Soccer, or “foot” in slang, is a culture all its own in France, but the women’s game is still developing and recruiting. Although the men dominate TV channels and the front pages of newspapers while the women’s game is virtually invisible, there remain a large number of French women that are excellent players.

“We learned by watching the men play since infancy,” my French Tunisian teammate, Faten, explained. “Organized women’s soccer is new here.”

Two hours before game time I had met my teammates at the PUC Stadium, Stade Charlety, on the southern periphery of Paris to carpool to Nanterre. I arrived fifteen minutes early dressed in my usual pre-game soccer wear: comfortable sweatpants and a t-shirt. Faten was the first of my teammates to show up, just minutes before departure.

As if stepping straight out of Vogue, she wore black booties, skinny jeans, a men’s blazer and violet scarf. Her short golden ringlets were effortlessly styled to frame her face. The others arrived also dressed chicly. Although I believed that my attire was more game-day appropriate, I still felt underdressed.

The Nanterre locker room looked like a gray metal jail cell. It had a communal shower and a toilet sans seat. Our team settled onto the cold aluminum benches that lined the perimeter of the lockers. Our captain doled out clean uniforms and socks. The rest of us opened our gym bags and dug around for our cleats and shin guards. A musty odor of dry sweat and grass emanated from the soccer gear. The scent was a welcome reminder that, despite cultural differences, the game smells the same everywhere.

Moments later my teammates transformed our dismal locker room into a French picnic zone. Our captain sipped a café crème, bought from a vending machine in the hallway outside and bit into a tuna sandwich. Our goalie, a professional baker, had brought a bag of chouquettes, which are small puff pastries served plain or filled with cream. My teammates eagerly reached into the pastry bag for the treats. Then, without regard to the impending ninety minutes of cardiovascular exercise (and the no indoor smoking law, which the French contest at every opportunity), half the team lit up.

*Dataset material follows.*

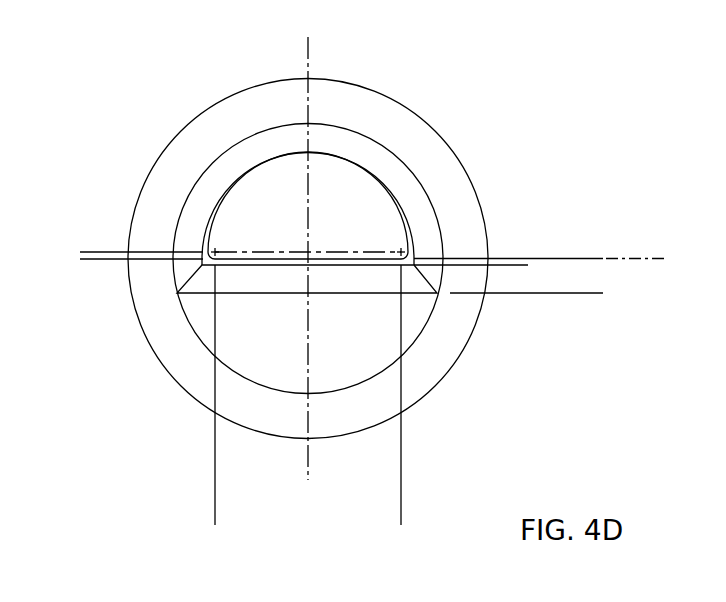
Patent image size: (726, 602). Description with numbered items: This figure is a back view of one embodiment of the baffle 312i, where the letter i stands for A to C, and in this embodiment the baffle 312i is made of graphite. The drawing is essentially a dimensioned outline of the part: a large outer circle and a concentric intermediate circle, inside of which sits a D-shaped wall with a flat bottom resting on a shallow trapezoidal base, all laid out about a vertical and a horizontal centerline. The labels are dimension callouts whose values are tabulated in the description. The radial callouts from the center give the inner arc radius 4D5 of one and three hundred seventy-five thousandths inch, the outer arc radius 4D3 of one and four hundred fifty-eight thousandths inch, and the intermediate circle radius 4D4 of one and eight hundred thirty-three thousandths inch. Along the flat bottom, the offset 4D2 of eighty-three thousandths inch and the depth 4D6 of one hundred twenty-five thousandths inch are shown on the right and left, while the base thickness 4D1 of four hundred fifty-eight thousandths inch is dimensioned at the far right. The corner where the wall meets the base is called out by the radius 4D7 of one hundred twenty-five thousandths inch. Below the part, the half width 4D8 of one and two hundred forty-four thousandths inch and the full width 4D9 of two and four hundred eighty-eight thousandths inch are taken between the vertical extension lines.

My college coach once berated our entire team because one person ate too much peanut butter three hours before a match. What would he say to nine smoking soccer players stuffing our faces?, I had to wonder. Coach Eric came in, looked around, and strode towards our goalie. He reached his hand into the bakery bag, pulled out a handful of chouquettes and put one in his mouth before going over tactics.

In contrast to the Astroturf field we were used to at PUC stadium, the Nanterre field was a dirt desert with sparse patches of grass. It was fenced in by a landscape of highway, smoke stacks, and housing projects. The faded orange mesh of the goal nets was knotted with string to the posts and crossbar. Our starting eleven filed around our half of the centerfield circle. Both teams gazed at the waving red, white, and blue flag. A recording of La Marseillaise crackled out from the bleacher speakers.

The first half of the game devolved into a shoving match between our two teams. We knew that the Nanterre women would be rough, but nothing could have prepared us for the onslaught of fouls and taunts. Not caring where the ball was anymore, we hurled insults and elbows at each other. The Nanterre team jeered at us for being from Paris, threatening to boot us back to our ville bêcheuse, or “stuck up city.” At one point, a few of us held our captain back as she cursed and surged forward to throw a retribution punch at the opposing captain.

The blow of the clearly underused whistle signaling halftime was music to our ears. The game was still scoreless. We hobbled off the field to our bench where Eric summoned us into a huddle. The claw marks on my sweaty back stung as my teammates’ arms pressed around me. Instead of the expected pep talk and tactical discussion, Eric announced, “We’re forfeiting the rest of the game. We can’t have anyone else get hurt.”

Then he added, “I want all of you to leave as a team. Go to your cars together. I’m afraid you might get jumped.”

The women, competitive as any of the teammates I’d had in the States, grumbled at the suggestion of forfeiting the game. But realizing that discretion was the better part of valor, we digested our bitterness.

As dusk descended, we retreated en masse to the parking lot and headed back to our “city of lights.”